The find comes just over a year after the company recovered the ‘Lesotho Promise’ in August 2006, weighing in at 603 carats as the 15th largest diamond mined, and which sold for $12.4 million.
Gem said its latest discovery, which is yet to be named, had an excellent color and high clarity.
“We are delighted to have recovered two of the world’s largest diamonds ever in the last thirteen months,” said Gem Diamonds CEO Clifford Elphick. “This diamond is another remarkable find for the Letseng Mine, barely a year after the recovery of the Lesotho Promise and confirms the Letseng Mine’s reputation as the leading producer of large gem quality diamonds.”
Earlier this year, Gem also mined a 215 carat D-color flawless diamond at Letseng, which it sold on tender for $8.3 million.
Gem Diamonds owns 70 percent of Letseng in partnership with the Lesotho Government.
The company reported, in a separate statement - its first half year report, that sales from the Letseng mine grew 83 percent to $69 million in the first half of 2007. The tenders yielded an average $1,776 per carat in the first six months of 2007, compared to $1,244 in the year earlier period.

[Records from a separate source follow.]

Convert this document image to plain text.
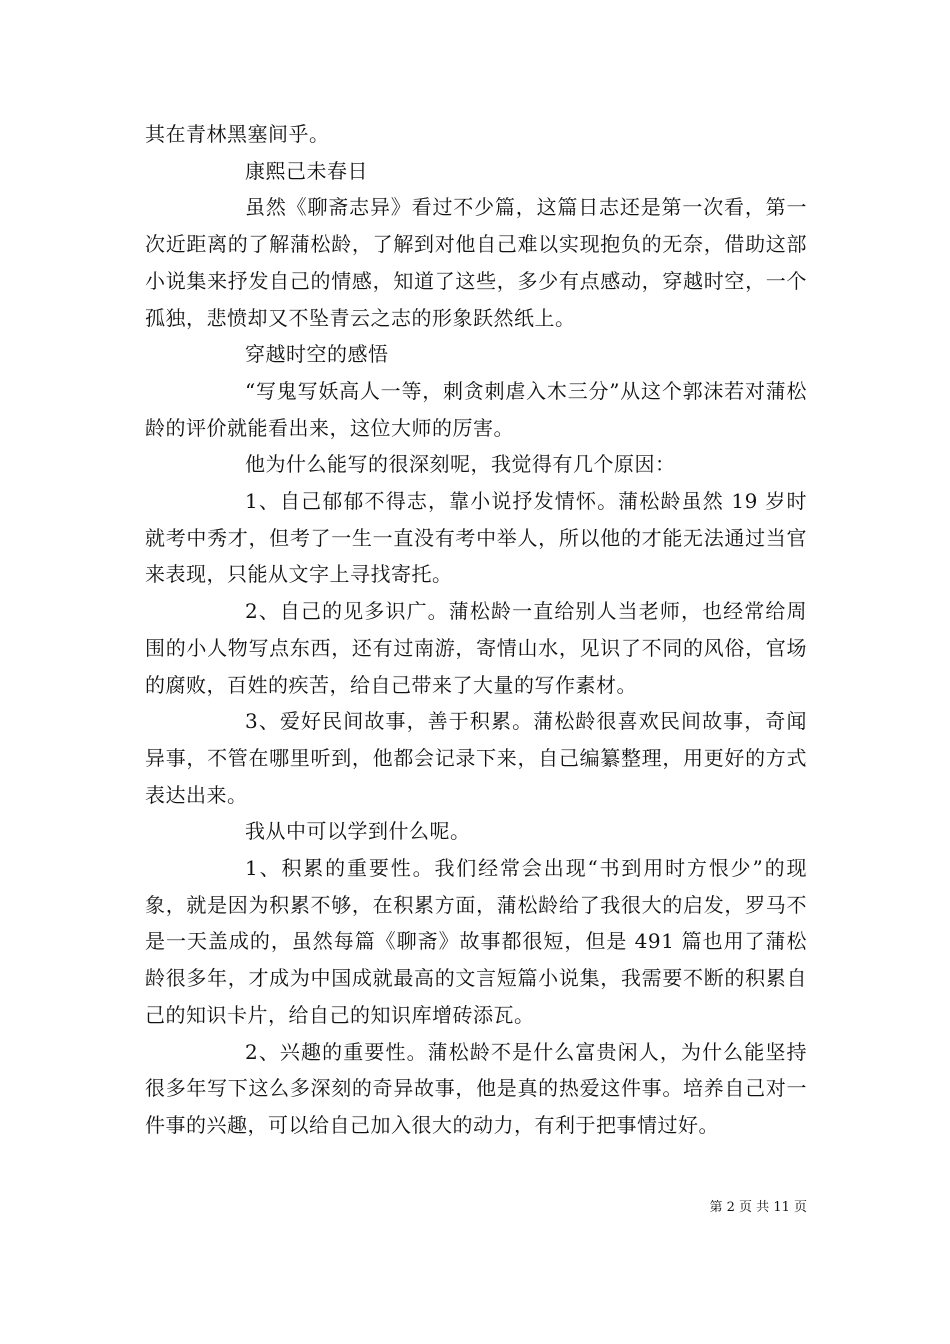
其在青林黑塞间乎。

康熙己未春日

虽然《聊斋志异》看过不少篇，这篇日志还是第一次看，第一次近距离的了解蒲松龄，了解到对他自己难以实现抱负的无奈，借助这部小说集来抒发自己的情感，知道了这些，多少有点感动，穿越时空，一个孤独，悲愤却又不坠青云之志的形象跃然纸上。

穿越时空的感悟

“写鬼写妖高人一等，刺贪刺虐入木三分”从这个郭沫若对蒲松龄的评价就能看出来，这位大师的厉害。

他为什么能写的很深刻呢，我觉得有几个原因：

1、自己郁郁不得志，靠小说抒发情怀。蒲松龄虽然 19 岁时就考中秀才，但考了一生一直没有考中举人，所以他的才能无法通过当官来表现，只能从文字上寻找寄托。

2、自己的见多识广。蒲松龄一直给别人当老师，也经常给周围的小人物写点东西，还有过南游，寄情山水，见识了不同的风俗，官场的腐败，百姓的疾苦，给自己带来了大量的写作素材。

3、爱好民间故事，善于积累。蒲松龄很喜欢民间故事，奇闻异事，不管在哪里听到，他都会记录下来，自己编纂整理，用更好的方式表达出来。

我从中可以学到什么呢。

1、积累的重要性。我们经常会出现“书到用时方恨少”的现象，就是因为积累不够，在积累方面，蒲松龄给了我很大的启发，罗马不是一天盖成的，虽然每篇《聊斋》故事都很短，但是 491 篇也用了蒲松龄很多年，才成为中国成就最高的文言短篇小说集，我需要不断的积累自己的知识卡片，给自己的知识库增砖添瓦。

2、兴趣的重要性。蒲松龄不是什么富贵闲人，为什么能坚持很多年写下这么多深刻的奇异故事，他是真的热爱这件事。培养自己对一件事的兴趣，可以给自己加入很大的动力，有利于把事情过好。

第 2 页 共 11 页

Letseng, which Gem bought in June 2006, made up for nearly all of the company’s revenues in the first half of 2007, while its operations in the Democratic Republic of the Congo and Indonesia contributed a small percentage of sales which occurred towards the end of the period..
Total revenues for the first half of 2007 were $69.8 million, compared to zero in the same period a year earlier when Gem did not have any revenue generating mines. Cost of sales were $33.9 million. The company posted a net income of $16.3 million, compared to a net loss of $5.2 million a year earlier.

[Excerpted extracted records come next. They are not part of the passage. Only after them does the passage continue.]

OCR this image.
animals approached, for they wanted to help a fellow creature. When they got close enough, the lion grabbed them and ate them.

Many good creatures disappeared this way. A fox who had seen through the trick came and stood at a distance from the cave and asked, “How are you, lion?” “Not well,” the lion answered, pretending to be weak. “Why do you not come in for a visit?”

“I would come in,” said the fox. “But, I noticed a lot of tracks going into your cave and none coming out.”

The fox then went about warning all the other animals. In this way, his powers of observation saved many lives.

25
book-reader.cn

During the 2007 six month period, Gem undertook an aggressive acquisition strategy buying the Gope deposit in Botswana for $34 million, BDI Mining – with its Cempaka alluvial diamond mine in Indonesia - for $80.1 million, and having made a $263 million bid for Australia-based Kimberley Diamond Company, which awaits shareholder approval and is expected to close by the end of the year.
The company owns further projects in the DRC, Angola and the Central African Republic.
Having raised $635 million in a listing on the London Stock exchange in February 2007, Elphick told Rapaport earlier in the year, the company continues to seek further acquisition opportunities.
“Good progress has been made in executing Gem Diamonds’ strategy of creating shareholder value through considered acquisitions and the development of existing assets,” Elphick said in a statement. “Funds raised on the IPO have largely been spent or allocated to major capital projects. Our operations now also encompass Botswana, Indonesia and potentially Australia.”
“The Group’s diamond resource has been significantly increased over the period. As such these first six months form a solid base from which to achieve our ambition of becoming one of the world’s leading diamond companies,” he added.